3. The next question is the March 1, 1913, value of three lots situate at 901, 903, and 905, Hamilton Street, Allentown, Pennsylvania, which petitioner sold in 1926. The petitioner relies on the appraisal made by three real estate men in 1926, which, averaged, gave a 1913 value of $222,833.33. The respondent questioned this value and the petitioner had a second appraisal made in 1928 by the Allentown Real Estate Board, which put the 1913 value of the land at $195,000. The respondent accepts the latter as the correct value. The petitioner contends that since the later valuation is not greatly at variance with the first, it must be taken to establish the soundness of the first. No evidence was introduced by petitioner with respect to the first appraisal, but the appraisal certificate of the Allentown Board was put in evidence by him, and its findings were supported by the testimony of witnesses called by the respondent. Even if we were able to accept the logic of petitioner’s contention, we could not in the circumstances do so. We think this issue must be resolved in the respondent’s favor, and have so found.

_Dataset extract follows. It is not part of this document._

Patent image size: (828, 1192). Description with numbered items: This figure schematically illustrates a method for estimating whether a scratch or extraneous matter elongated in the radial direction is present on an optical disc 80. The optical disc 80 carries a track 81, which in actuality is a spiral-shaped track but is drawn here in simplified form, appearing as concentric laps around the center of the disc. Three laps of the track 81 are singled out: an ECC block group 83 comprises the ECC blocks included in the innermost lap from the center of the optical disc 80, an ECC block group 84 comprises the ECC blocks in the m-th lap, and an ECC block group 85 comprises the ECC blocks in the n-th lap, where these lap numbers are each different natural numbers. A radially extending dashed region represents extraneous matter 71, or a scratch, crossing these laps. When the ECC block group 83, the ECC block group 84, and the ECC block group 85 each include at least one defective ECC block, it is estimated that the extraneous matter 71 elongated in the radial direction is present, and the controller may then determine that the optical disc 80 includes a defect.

4. This brings us to the final issue, whether 1913 value of certain other lots at 907-909 Hamilton Street inherited by the petitioner before 1913 and sold in 1926 should be diminished, in calculating the gain on the sale, by the value of the life estate held in them by the petitioner’s mother. The issue as formulated by the parties under stipulation is set out in our findings of fact. It will be observed that no question is made of respondent’s valuation of the fee on March 1, 1913, nor of respondent’s method of computing the value of the life estate under Table A, article 13, Regulations 70; but only of the point of law whether the value of the fee should have been reduced by the value of the life estate so found.

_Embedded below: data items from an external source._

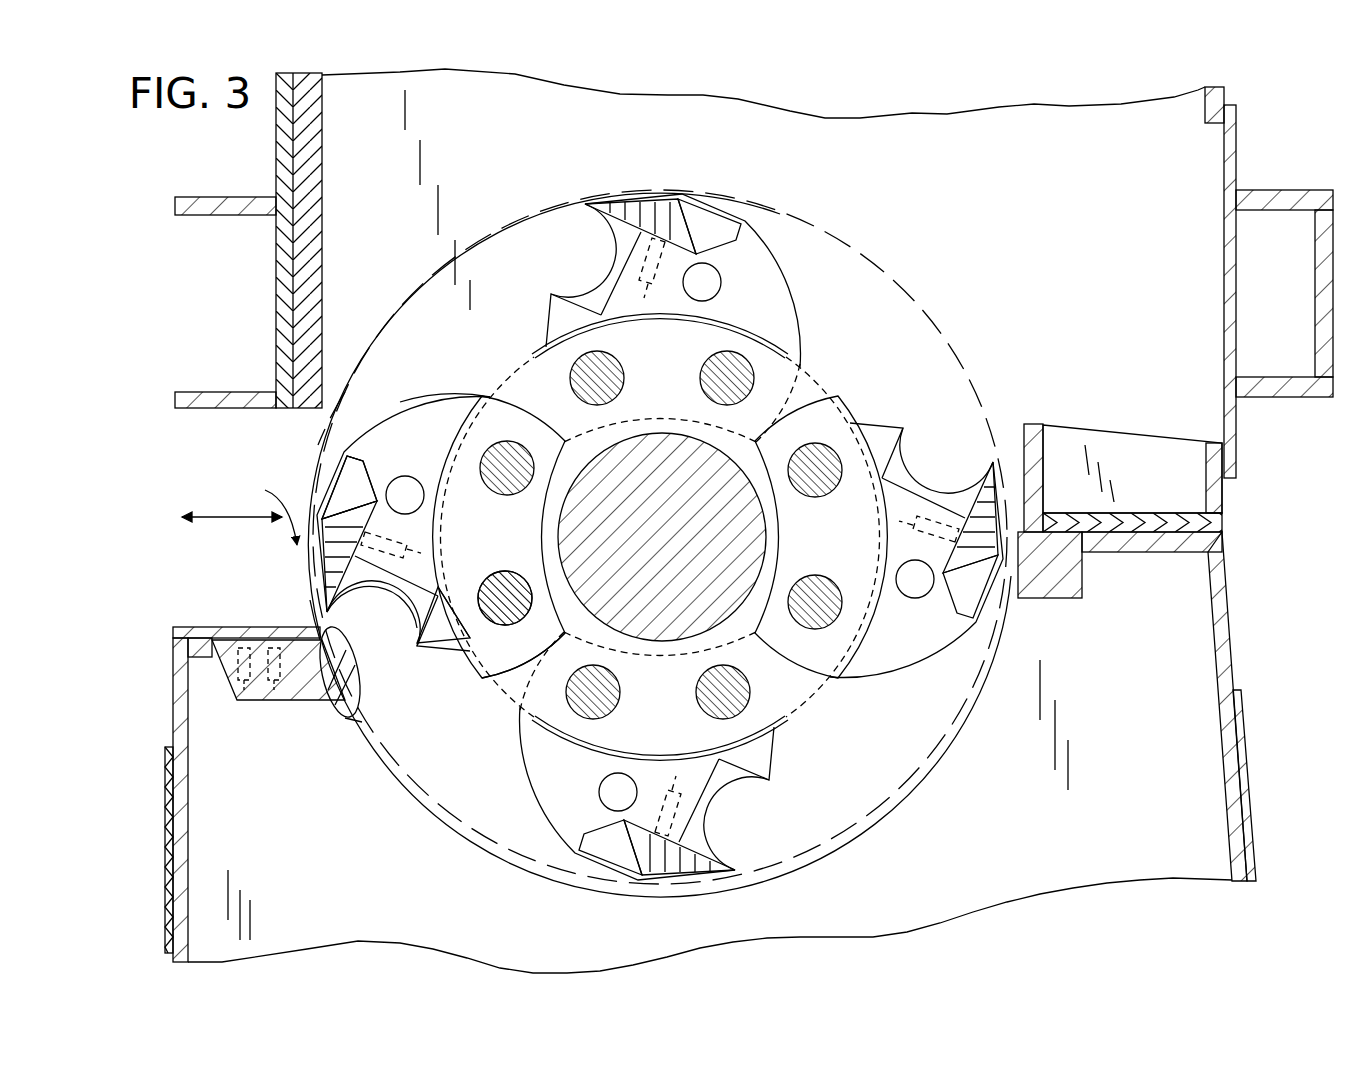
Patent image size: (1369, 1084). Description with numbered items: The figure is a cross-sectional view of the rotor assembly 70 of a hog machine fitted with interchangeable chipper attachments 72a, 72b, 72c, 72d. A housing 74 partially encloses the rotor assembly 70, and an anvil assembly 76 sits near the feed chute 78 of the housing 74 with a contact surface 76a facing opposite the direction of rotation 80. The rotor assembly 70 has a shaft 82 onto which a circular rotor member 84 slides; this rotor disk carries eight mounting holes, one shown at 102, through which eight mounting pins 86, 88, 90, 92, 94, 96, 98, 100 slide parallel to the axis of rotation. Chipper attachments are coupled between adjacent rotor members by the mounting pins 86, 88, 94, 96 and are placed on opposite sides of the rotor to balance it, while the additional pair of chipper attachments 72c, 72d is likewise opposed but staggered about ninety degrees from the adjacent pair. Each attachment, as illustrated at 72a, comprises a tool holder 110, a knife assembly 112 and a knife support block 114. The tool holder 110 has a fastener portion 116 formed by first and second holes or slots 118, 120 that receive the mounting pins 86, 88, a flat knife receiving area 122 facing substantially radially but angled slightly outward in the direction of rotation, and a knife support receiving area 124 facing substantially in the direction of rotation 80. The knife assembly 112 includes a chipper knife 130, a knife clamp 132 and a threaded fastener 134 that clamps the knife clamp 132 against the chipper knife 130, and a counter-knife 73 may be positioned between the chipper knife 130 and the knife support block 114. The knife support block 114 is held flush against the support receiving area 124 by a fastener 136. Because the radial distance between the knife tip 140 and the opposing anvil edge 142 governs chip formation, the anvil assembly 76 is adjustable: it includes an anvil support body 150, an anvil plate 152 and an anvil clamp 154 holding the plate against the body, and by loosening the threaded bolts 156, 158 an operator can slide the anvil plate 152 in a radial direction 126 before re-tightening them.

The rotor assembly 70 is at (490, 368).
The chipper attachment 72a is at (408, 408).
The chipper attachment 72b is at (888, 678).
The chipper attachment 72c is at (788, 266).
The chipper attachment 72d is at (537, 800).
The counter-knife 73 is at (545, 197).
The housing 74 is at (322, 130).
The anvil assembly 76 is at (268, 722).
The contact surface 76a is at (302, 615).
The feed chute 78 is at (205, 400).
The direction of rotation 80 is at (273, 503).
The shaft 82 is at (722, 472).
The rotor member 84 is at (805, 358).
The mounting pin 86 is at (505, 492).
The mounting pin 88 is at (520, 624).
The mounting pin 90 is at (612, 674).
The mounting pin 92 is at (700, 702).
The mounting pin 94 is at (808, 578).
The mounting pin 96 is at (832, 494).
The mounting pin 98 is at (700, 374).
The mounting pin 100 is at (624, 372).
The mounting hole 102 is at (522, 382).
The tool holder 110 is at (447, 415).
The knife assembly 112 is at (372, 476).
The knife support block 114 is at (375, 632).
The fastener portion 116 is at (494, 648).
The first hole 118 is at (505, 448).
The second hole 120 is at (516, 575).
The knife receiving area 122 is at (440, 508).
The knife support receiving area 124 is at (440, 597).
The radial direction 126 is at (218, 510).
The chipper knife 130 is at (326, 612).
The knife clamp 132 is at (360, 450).
The fastener 134 is at (343, 400).
The fastener 136 is at (487, 640).
The tip 140 is at (346, 613).
The anvil edge 142 is at (357, 723).
The anvil support body 150 is at (238, 703).
The anvil plate 152 is at (311, 702).
The anvil clamp 154 is at (173, 630).
The fastener 156 is at (233, 630).
The fastener 158 is at (273, 633).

The controlling provision, section 204 (a) (5) of the Revenue Act of 1926, is set out in the margin. It was settled by Brewster v. Gage, 280 U. S. 327, that the testator’s death marks the time of acquisition by the legatee of even personalty included in the residue of the estate, and that this is the basic date therefore upon which gain or loss through a subsequent sale must be reckoned. A fortiori, real property, as here, which vests immediately in heirs or devisees upon the testator’s death, falls within the same rule. The petitioner here received at his father’s death and held subsequently on March 1, 1913, a remainder in fee, subject to his mother’s life estate. His interest on March 1, 1913, therefore, was not represented by the value of the fee in 1921 when the life estate fell in through his mother’s death, nor the value of the fee in 1913, but of the fee in 1913 diminished by his mother’s interest. The reckoning of such an interest by actuarial tables has the Supreme Court’s approval. Ithaca Trust Co. v. United States, 279 U. S. 151. The present case is governed by the rule laid down in William Huggebb, 24 B. T. A. 669, and we therefore hold on this issue for the respondent.

Judgment will he entered under Bule 50.